Acolhei-vos uns aos outros, como também Cristo nos acolheu para a Glória de Deus. (Rm 15.7)

Por meio dessa palavra do apóstolo Paulo saúdo a vocês, nesta época entre Páscoa e Pentecostes. Lembramos que o Crucificado vive e pelo Espírito Santo nos faz viver em comunidade. Nela vivemos e servimos, pela sua santa e graciosa vontade, desde Pentecostes até a sua segunda vinda. A partir do Batismo fazemos parte da grande família de Deus, sinal visível da esperança pascal. No sacrifício do seu Filho Deus nos acolheu incondicionalmente. Este ato de amor engloba todas as pessoas. Nada que uma pessoa é ou faz pode excluí-la deste amor. Por isso, como comunidade cristã, não podemos aceitar que pessoas sejam marginalizadas ou excluídas da convivência social e comunitária.

À luz dessa incondicionalidade do amor de Deus, a Presidência e o Conselho da Igreja confrontaram-se com a dificuldade da sociedade e da Igreja em lidar com pessoas de orientação homossexual, popularmente chamadas de gays (masculino) e de lésbicas (feminino). Reconhecemos que tais pessoas, via de regra, são discriminadas e rejeitadas social, cultural e religiosamente. Esta rejeição manifesta-se também na comunidade cristã. Temos que admitir que sempre havia tais pessoas também em nossas comunidades e, conseqüentemente, também entre os colaboradores e colaboradoras da Igreja. Normalmente isso era encoberto e recriminado. Novo é o fato de que se fala sobre homossexualidade abertamente, com mais ou menos respeito, compreensão e conhecimento de causa.

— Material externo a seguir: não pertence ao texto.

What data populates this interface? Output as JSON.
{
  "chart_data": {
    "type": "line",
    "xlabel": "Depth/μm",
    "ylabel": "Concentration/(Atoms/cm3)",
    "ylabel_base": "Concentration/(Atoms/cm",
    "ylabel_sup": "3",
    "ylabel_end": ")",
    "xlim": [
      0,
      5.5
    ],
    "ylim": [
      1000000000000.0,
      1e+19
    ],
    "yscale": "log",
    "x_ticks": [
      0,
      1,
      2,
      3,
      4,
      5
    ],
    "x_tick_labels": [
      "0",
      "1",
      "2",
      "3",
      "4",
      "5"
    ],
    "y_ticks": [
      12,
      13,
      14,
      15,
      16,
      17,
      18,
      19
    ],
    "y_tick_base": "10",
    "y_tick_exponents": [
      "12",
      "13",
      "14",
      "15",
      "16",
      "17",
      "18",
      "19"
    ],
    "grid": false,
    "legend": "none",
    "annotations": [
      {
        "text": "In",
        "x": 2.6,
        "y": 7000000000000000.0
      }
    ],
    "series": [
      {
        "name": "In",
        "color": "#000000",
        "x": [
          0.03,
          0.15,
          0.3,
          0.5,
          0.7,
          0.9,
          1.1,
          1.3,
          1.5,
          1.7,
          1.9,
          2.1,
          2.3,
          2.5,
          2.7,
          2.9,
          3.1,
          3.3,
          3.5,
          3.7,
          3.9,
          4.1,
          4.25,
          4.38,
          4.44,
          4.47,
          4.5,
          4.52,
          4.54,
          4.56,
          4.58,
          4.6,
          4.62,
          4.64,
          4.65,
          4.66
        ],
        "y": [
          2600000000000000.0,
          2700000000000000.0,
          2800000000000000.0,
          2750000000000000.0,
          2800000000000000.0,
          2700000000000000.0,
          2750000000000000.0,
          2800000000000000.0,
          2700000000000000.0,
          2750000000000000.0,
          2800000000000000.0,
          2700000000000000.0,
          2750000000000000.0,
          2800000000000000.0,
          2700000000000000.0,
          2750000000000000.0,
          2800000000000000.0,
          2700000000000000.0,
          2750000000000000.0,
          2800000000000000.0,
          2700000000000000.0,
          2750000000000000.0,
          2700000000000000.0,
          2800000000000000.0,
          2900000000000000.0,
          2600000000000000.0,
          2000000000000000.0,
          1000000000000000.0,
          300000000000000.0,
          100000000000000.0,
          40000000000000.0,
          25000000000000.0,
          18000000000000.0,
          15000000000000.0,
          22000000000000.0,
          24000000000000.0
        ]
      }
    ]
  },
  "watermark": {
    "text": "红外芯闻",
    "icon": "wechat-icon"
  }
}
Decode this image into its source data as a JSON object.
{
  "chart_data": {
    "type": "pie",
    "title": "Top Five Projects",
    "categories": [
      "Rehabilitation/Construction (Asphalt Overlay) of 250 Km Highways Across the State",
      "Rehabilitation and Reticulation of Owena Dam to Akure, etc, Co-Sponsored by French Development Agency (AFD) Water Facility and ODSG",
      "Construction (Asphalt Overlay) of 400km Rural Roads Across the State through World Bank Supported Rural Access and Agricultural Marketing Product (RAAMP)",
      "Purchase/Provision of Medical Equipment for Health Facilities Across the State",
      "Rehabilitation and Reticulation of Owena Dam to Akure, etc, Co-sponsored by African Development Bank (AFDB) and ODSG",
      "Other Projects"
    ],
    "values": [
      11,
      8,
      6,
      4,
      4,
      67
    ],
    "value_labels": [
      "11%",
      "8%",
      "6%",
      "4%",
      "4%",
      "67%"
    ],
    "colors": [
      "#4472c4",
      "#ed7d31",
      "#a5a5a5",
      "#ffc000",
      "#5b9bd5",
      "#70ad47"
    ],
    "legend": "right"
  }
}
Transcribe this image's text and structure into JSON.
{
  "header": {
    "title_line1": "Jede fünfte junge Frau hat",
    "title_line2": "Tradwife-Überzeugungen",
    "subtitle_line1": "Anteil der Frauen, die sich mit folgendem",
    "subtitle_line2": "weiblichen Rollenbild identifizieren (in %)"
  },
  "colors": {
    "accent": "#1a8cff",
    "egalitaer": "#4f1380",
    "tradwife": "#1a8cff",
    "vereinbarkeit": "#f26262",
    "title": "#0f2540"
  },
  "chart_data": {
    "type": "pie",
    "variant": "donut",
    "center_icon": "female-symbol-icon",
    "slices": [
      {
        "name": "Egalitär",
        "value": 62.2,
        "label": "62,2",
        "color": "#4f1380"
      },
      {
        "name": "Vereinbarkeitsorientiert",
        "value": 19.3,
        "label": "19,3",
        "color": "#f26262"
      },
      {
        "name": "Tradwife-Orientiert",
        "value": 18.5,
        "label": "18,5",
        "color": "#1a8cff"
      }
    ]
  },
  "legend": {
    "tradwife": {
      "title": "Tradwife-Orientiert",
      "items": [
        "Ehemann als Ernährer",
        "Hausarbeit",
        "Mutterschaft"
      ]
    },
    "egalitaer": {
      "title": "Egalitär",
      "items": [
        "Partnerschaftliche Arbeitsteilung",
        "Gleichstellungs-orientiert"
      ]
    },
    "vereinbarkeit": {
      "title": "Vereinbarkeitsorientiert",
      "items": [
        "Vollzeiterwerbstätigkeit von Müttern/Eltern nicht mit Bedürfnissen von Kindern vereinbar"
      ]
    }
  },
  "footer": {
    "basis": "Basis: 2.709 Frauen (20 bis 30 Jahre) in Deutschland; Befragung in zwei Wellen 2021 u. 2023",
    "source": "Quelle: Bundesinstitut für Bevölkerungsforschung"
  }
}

Entre os que debatem o assunto, não há nenhuma dúvida de que Deus ama as pessoas que se sentem atraídas sexualmente para o mesmo sexo tanto quanto as outras atraídas para o sexo oposto. Está claro, também, que tanto umas quanto outras precisam da graça de Deus para serem salvas. Nenhuma pessoa é agradável a Deus por causa da sua orientação sexual. O apóstolo Paulo escreve: ...não há distinção, pois todos pecaram e carecem da glória de Deus, sendo justificados gratuitamente, por sua graça, mediante a redenção que há em Cristo Jesus. (Rm 3,23s). Todos nós, sejamos pessoas heterossexuais ou homossexuais, somos justificados tão somente pela graça de Deus e pela fé que o Espírito Santo em nós opera.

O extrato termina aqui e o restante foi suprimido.